One way you can get out of your way is to name your gremlin. A gremlin in this sense is a self-defeating behavior that reappears in life, work, and relationships that prevents you from achieving a new level of success. Like in the movie by the same name, gremlins usually are latent and easy to live with until they are activated by external or internal factors, either past, present, or perceived future. Naming them can help you to be aware of your self-defeating behavior so you may make intentional decisions that are edifying and rewarding to all involved. The introductory article to this series is at http://renovacoaching.com/2010/10/05/get-out-of-your-way/ .

Another devastating gremlin that prevents people from reaching their full potential is Scaredy. Have you ever met someone who has a reputation for quitting or they seldom finish a commitment. Most of the time, they never even get started because they contemplate the fear of failure so much that they fall into the habit of avoiding commitment. A sign of Scaredy Gremlin is persistent procrastination which is no more than claiming a value without acting on it. The individual has said yes but their actions say no. This dichotomy is reflected in the intense conflict the individual feels leading up to making the commitment. One might see this gremlin as the “Runaway Bride syndrome.” He feeds on fear and anxiety and the higher level of these makes him happy.

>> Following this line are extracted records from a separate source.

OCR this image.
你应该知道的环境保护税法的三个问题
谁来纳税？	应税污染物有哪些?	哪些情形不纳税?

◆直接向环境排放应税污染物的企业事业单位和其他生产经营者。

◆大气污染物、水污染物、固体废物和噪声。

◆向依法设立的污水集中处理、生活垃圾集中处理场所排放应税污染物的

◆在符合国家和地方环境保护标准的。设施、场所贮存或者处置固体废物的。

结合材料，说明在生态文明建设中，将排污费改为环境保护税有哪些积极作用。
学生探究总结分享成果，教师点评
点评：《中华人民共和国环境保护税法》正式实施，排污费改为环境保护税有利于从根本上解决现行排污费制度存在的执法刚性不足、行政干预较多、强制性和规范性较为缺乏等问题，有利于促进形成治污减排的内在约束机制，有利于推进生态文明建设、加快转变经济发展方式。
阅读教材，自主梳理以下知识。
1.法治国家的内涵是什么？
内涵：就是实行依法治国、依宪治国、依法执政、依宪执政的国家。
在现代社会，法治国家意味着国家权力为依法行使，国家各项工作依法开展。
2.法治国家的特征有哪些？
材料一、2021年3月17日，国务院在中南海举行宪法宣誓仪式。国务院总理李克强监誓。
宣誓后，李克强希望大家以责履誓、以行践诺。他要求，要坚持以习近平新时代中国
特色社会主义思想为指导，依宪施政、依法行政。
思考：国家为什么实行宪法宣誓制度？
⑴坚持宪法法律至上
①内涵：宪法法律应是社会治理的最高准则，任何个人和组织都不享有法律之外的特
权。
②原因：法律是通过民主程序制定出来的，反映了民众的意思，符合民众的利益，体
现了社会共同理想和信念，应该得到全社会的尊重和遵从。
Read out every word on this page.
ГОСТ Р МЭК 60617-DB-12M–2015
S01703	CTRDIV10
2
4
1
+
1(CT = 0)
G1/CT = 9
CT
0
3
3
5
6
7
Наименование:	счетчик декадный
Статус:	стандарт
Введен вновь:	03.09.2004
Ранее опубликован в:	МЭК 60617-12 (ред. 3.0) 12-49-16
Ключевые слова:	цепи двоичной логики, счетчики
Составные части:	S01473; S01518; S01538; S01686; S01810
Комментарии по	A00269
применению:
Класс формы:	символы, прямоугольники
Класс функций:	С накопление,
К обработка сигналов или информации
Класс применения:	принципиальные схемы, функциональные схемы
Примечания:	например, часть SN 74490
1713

The remedy for Scaredy Gremlin is to make commitments…and keep them—doing the opposite of that which one’s emotions would lead in this case. As with people who do not suffer from the inability to commit, it is not a blind commitment to anything and everything. Instead, the individual should follow the following course:

  1. Admit that you struggle with commitment or the lack thereof.
  2. Partner with a trusted accountability partner who will walk with you through your journey to overcome this gremlin.
  3. Make some intentional small commitments one at a time. These might relate to things to which the individual has a strong feeling. Maybe it would be doing one-day volunteer work for a not for profit organization. Another possibility is to join a small hobby or study group knowing that an eventual speaking presentation may be expected. These experiences should be increasingly difficult and be of mutual benefit.
  4. Rely on the accountability partner whenScaredy Gremlin begins to present himself. Be prepared for the internal suggestions:
    • You don’t feel well.
    • You aren’t really helping anybody.
    • You’re never going to overcome this problem.
    • You can’t finish anything.

…and so on. The accountability partner should offer encouragement and dialogue to counter such expected internal conflict

Finish strong! Celebrate when you complete the commitment. Remember that there are some commitments that have no end, but should be celebrated on anniversaries and at major achievements.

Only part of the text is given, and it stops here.